Add rpc-restricted-bind-ip option

[omurad]

When running a node as a service (noninteractive) the only way to run commands against the daemon is through the unrestricted RPC port, a port that should not be publicly accessible.

Currently, monerod binds both restricted and unrestricted RPC ports to the rpc-bind-ip value. So a firewall must be used in order to block incoming connections to the unrestricted RPC port.

It would be nice to have a rpc-restricted-bind-ip option so that the unrestricted RPC port can be bound to localhost or a private IP, rather than a public IP.

This option would mainly be useful for nodes that are directly exposed to the internet (VPSs) since they can't simply choose not to port forward the unrestricted RPC port.

[trasherdk]

Maybe related to #3083 ?

A clear description/documentation might be helpful.

[omurad]

Not related. issue #3083 seems to be related to adding user/pass authentication to specific daemon ports.

What I am proposing is a new option in monerod, rpc-restricted-bind-ip, which would allow for the restricted and unrestricted RPCs to listen on different IPs.

This would remove the need for a firewall by allowing the unrestricted RPC to be protected and bound to localhost or LAN IP, while keeping the restricted RPC exposed and bound to LAN IP(port forward)/Public IP.

[pvols1979]

Will this be added soon? What is the current status?

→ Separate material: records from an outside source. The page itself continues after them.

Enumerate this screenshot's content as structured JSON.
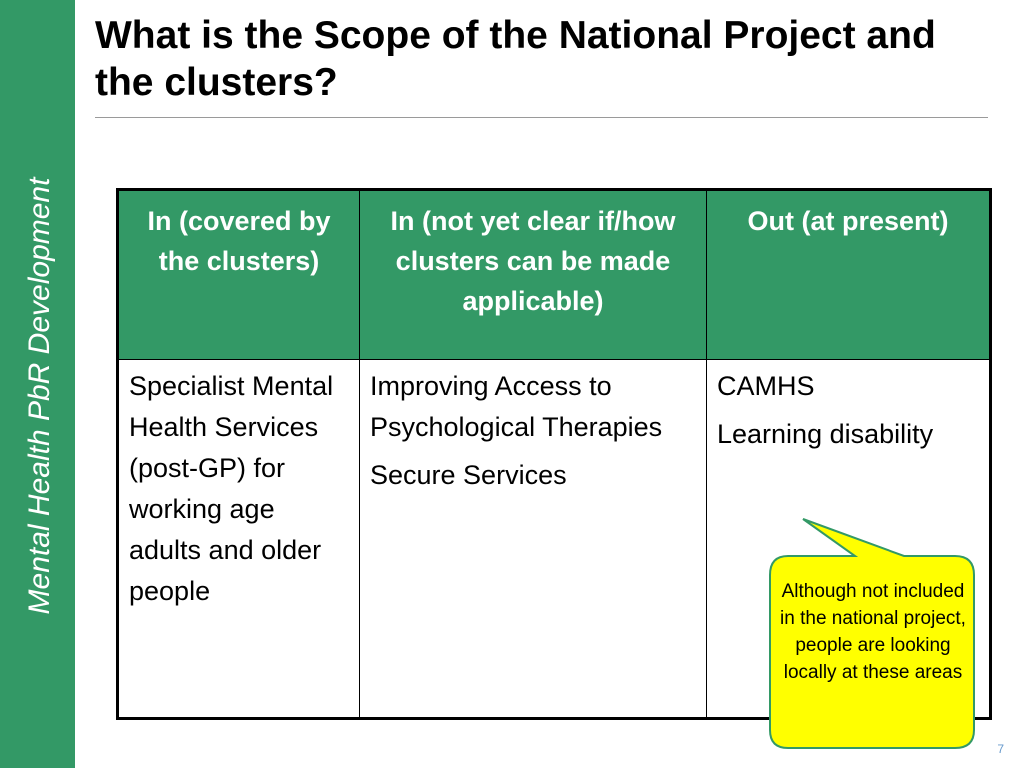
{
  "sidebar": {
    "label": "Mental Health PbR Development"
  },
  "slide": {
    "title": "What is the Scope of the National Project and the clusters?",
    "page_number": "7"
  },
  "table": {
    "headers": [
      "In (covered by the clusters)",
      "In (not yet clear if/how clusters can be made applicable)",
      "Out (at present)"
    ],
    "columns": [
      [
        "Specialist Mental Health Services (post-GP) for working age adults and older people"
      ],
      [
        "Improving Access to Psychological Therapies",
        "Secure Services"
      ],
      [
        "CAMHS",
        "Learning disability"
      ]
    ]
  },
  "callout": {
    "text": "Although not included in the national project, people are looking locally at these areas",
    "fill": "#ffff00",
    "stroke": "#339966"
  },
  "colors": {
    "accent": "#339966",
    "header_text": "#ffffff"
  }
}
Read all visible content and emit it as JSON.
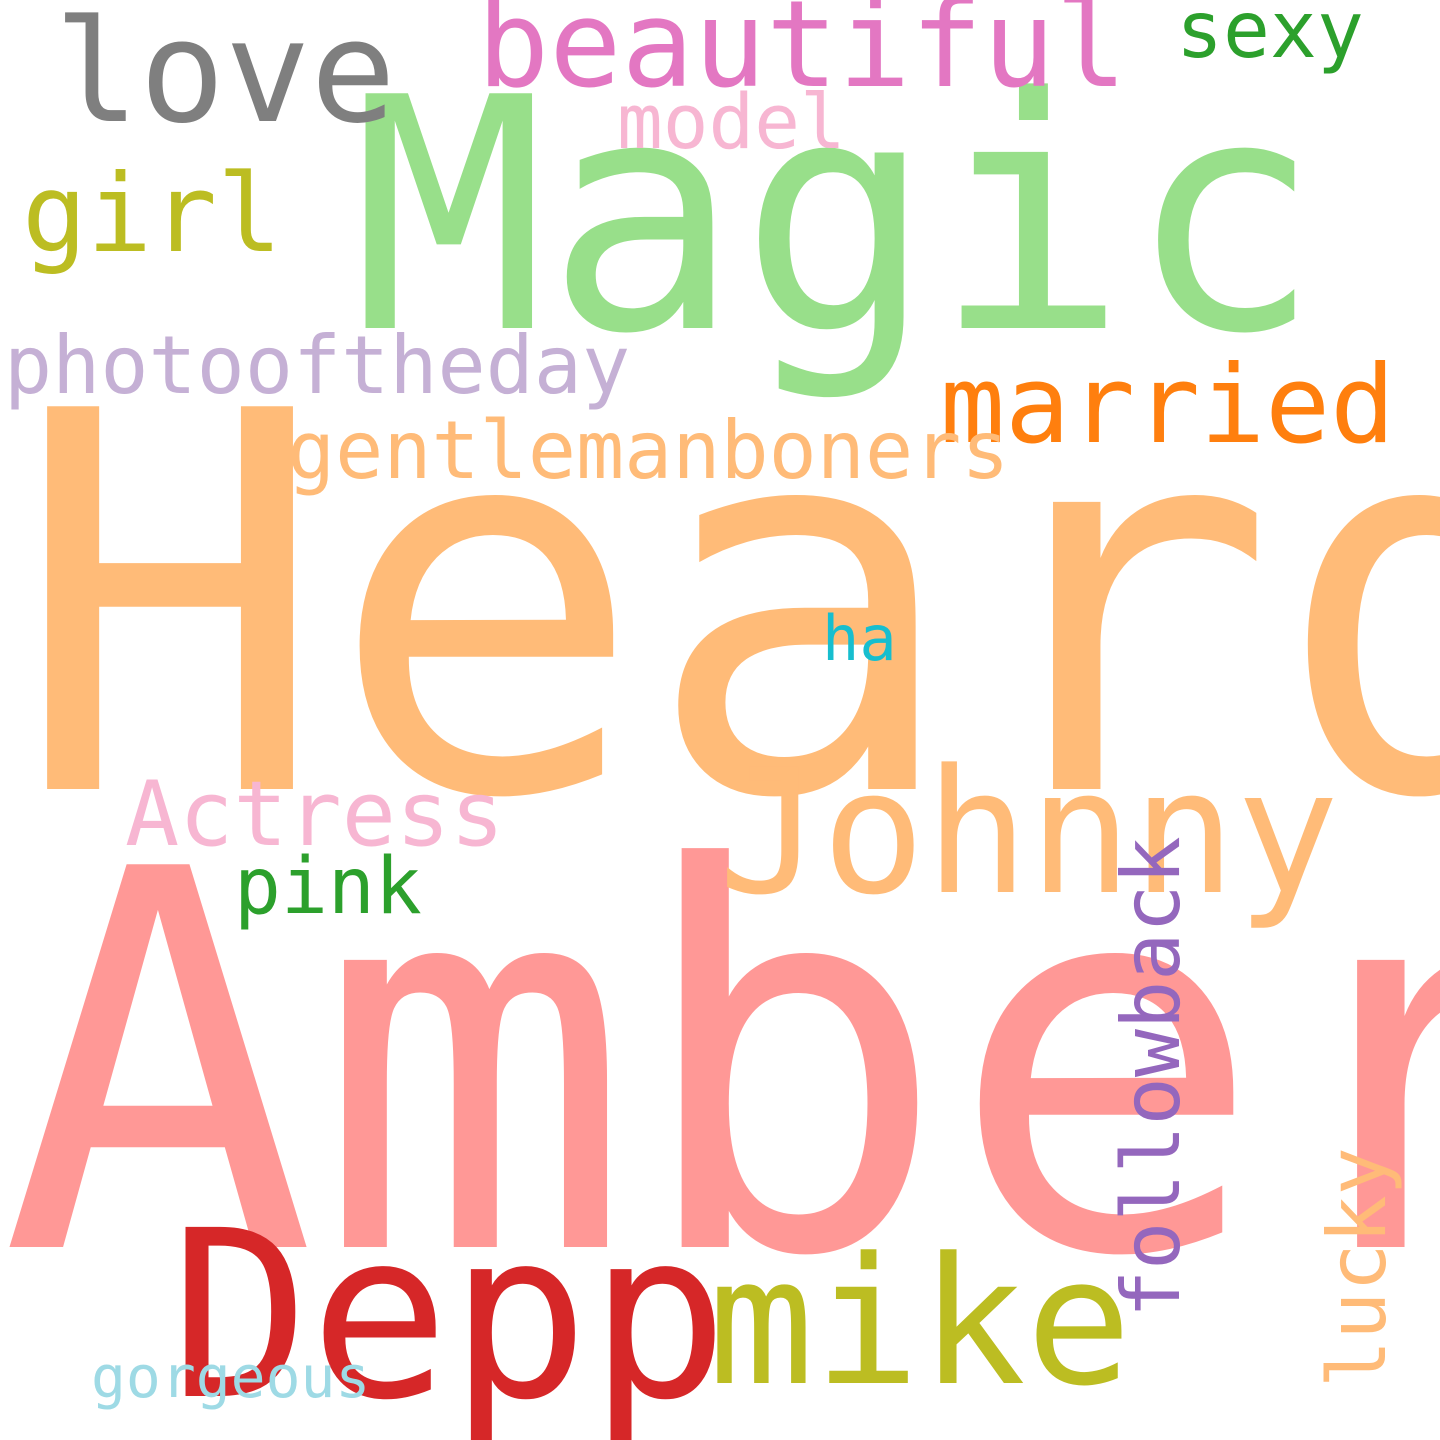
{
  "words": {
    "heard": {
      "text": "Heard",
      "color": "#ffbb78"
    },
    "amber": {
      "text": "Amber",
      "color": "#ff9896"
    },
    "magic": {
      "text": "Magic",
      "color": "#98df8a"
    },
    "johnny": {
      "text": "Johnny",
      "color": "#ffbb78"
    },
    "depp": {
      "text": "Depp",
      "color": "#d62728"
    },
    "mike": {
      "text": "mike",
      "color": "#bcbd22"
    },
    "love": {
      "text": "love",
      "color": "#7f7f7f"
    },
    "beautiful": {
      "text": "beautiful",
      "color": "#e377c2"
    },
    "sexy": {
      "text": "sexy",
      "color": "#2ca02c"
    },
    "model": {
      "text": "model",
      "color": "#f7b6d2"
    },
    "girl": {
      "text": "girl",
      "color": "#bcbd22"
    },
    "photooftheday": {
      "text": "photooftheday",
      "color": "#c5b0d5"
    },
    "married": {
      "text": "married",
      "color": "#ff7f0e"
    },
    "gentlemanboners": {
      "text": "gentlemanboners",
      "color": "#ffbb78"
    },
    "ha": {
      "text": "ha",
      "color": "#17becf"
    },
    "actress": {
      "text": "Actress",
      "color": "#f7b6d2"
    },
    "pink": {
      "text": "pink",
      "color": "#2ca02c"
    },
    "followback": {
      "text": "followback",
      "color": "#9467bd",
      "orientation": "vertical"
    },
    "lucky": {
      "text": "lucky",
      "color": "#ffbb78",
      "orientation": "vertical"
    },
    "gorgeous": {
      "text": "gorgeous",
      "color": "#9edae5"
    }
  }
}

[thisIsNotTheFoxUrLookingFor]

Now we need to be able to remove user:pass login from unrestricted RPC, or are we expected to scope the unrestricted RPC to LAN only and then expose restricted out to the world using this IP? Is that what people are doing? Seems wrong not to put user:pass on the unrestricted RPC! but is we do it, it also puts user:pass on the public RPC which defeats the point of the public RPC!